Citizen Science Opportunities

Missouri residents and bird enthusiasts can contribute to the conservation of white bird species through various citizen science initiatives:

1. Participating in bird monitoring programs such as eBird to record sightings of white birds in Missouri and contribute to scientific research on their distribution and abundance.

2. Volunteering for habitat restoration projects aimed at improving wetland, marsh, and coastal habitats for white bird species.

3. Supporting conservation organizations and advocacy groups working to protect and conserve critical habitat areas for white bird species.

4. Educating others about the importance of preserving natural habitats and minimizing human impacts on white bird populations through outreach and awareness campaigns.

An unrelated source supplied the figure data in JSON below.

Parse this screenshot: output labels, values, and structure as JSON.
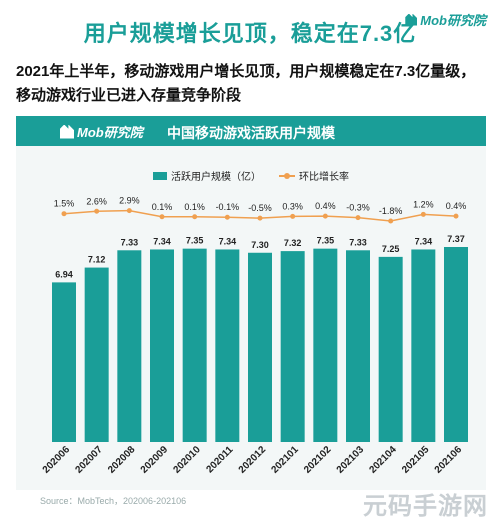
{
  "header": {
    "title": "用户规模增长见顶，稳定在7.3亿",
    "logo_text": "Mob研究院",
    "description": "2021年上半年，移动游戏用户增长见顶，用户规模稳定在7.3亿量级，移动游戏行业已进入存量竞争阶段"
  },
  "panel": {
    "logo_text": "Mob研究院"
  },
  "chart_data": {
    "type": "bar",
    "title": "中国移动游戏活跃用户规模",
    "categories": [
      "202006",
      "202007",
      "202008",
      "202009",
      "202010",
      "202011",
      "202012",
      "202101",
      "202102",
      "202103",
      "202104",
      "202105",
      "202106"
    ],
    "series": [
      {
        "name": "活跃用户规模（亿）",
        "type": "bar",
        "values": [
          6.94,
          7.12,
          7.33,
          7.34,
          7.35,
          7.34,
          7.3,
          7.32,
          7.35,
          7.33,
          7.25,
          7.34,
          7.37
        ]
      },
      {
        "name": "环比增长率",
        "type": "line",
        "values": [
          1.5,
          2.6,
          2.9,
          0.1,
          0.1,
          -0.1,
          -0.5,
          0.3,
          0.4,
          -0.3,
          -1.8,
          1.2,
          0.4
        ]
      }
    ],
    "bar_labels": [
      "6.94",
      "7.12",
      "7.33",
      "7.34",
      "7.35",
      "7.34",
      "7.30",
      "7.32",
      "7.35",
      "7.33",
      "7.25",
      "7.34",
      "7.37"
    ],
    "line_labels": [
      "1.5%",
      "2.6%",
      "2.9%",
      "0.1%",
      "0.1%",
      "-0.1%",
      "-0.5%",
      "0.3%",
      "0.4%",
      "-0.3%",
      "-1.8%",
      "1.2%",
      "0.4%"
    ],
    "legend": "top-center",
    "grid": false,
    "colors": {
      "bar": "#1a9e98",
      "line": "#f0a050"
    }
  },
  "footer": {
    "source": "Source：MobTech，202006-202106",
    "watermark": "元码手游网"
  }
}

By actively engaging in citizen science and conservation efforts, individuals can play a vital role in safeguarding Missouri’s diverse white bird species for future generations to enjoy.

Conclusion

Missouri is home to a diverse array of white bird species, ranging from graceful waterfowl and elegant wading birds to agile aerial hunters and charismatic songbirds. These birds play important ecological roles, contributing to ecosystem health, biodiversity, and aesthetic value.

However, white bird species face numerous threats, including habitat loss, pollution, climate change, and human disturbance, which jeopardize their survival and well-being. It is imperative that we take action to protect and conserve these species and their habitats to ensure their long-term viability and persistence in the wild.

Through collaborative conservation efforts, citizen science initiatives, and public awareness campaigns, we can work together to safeguard Missouri’s white bird species and preserve the natural heritage of our state for generations to come.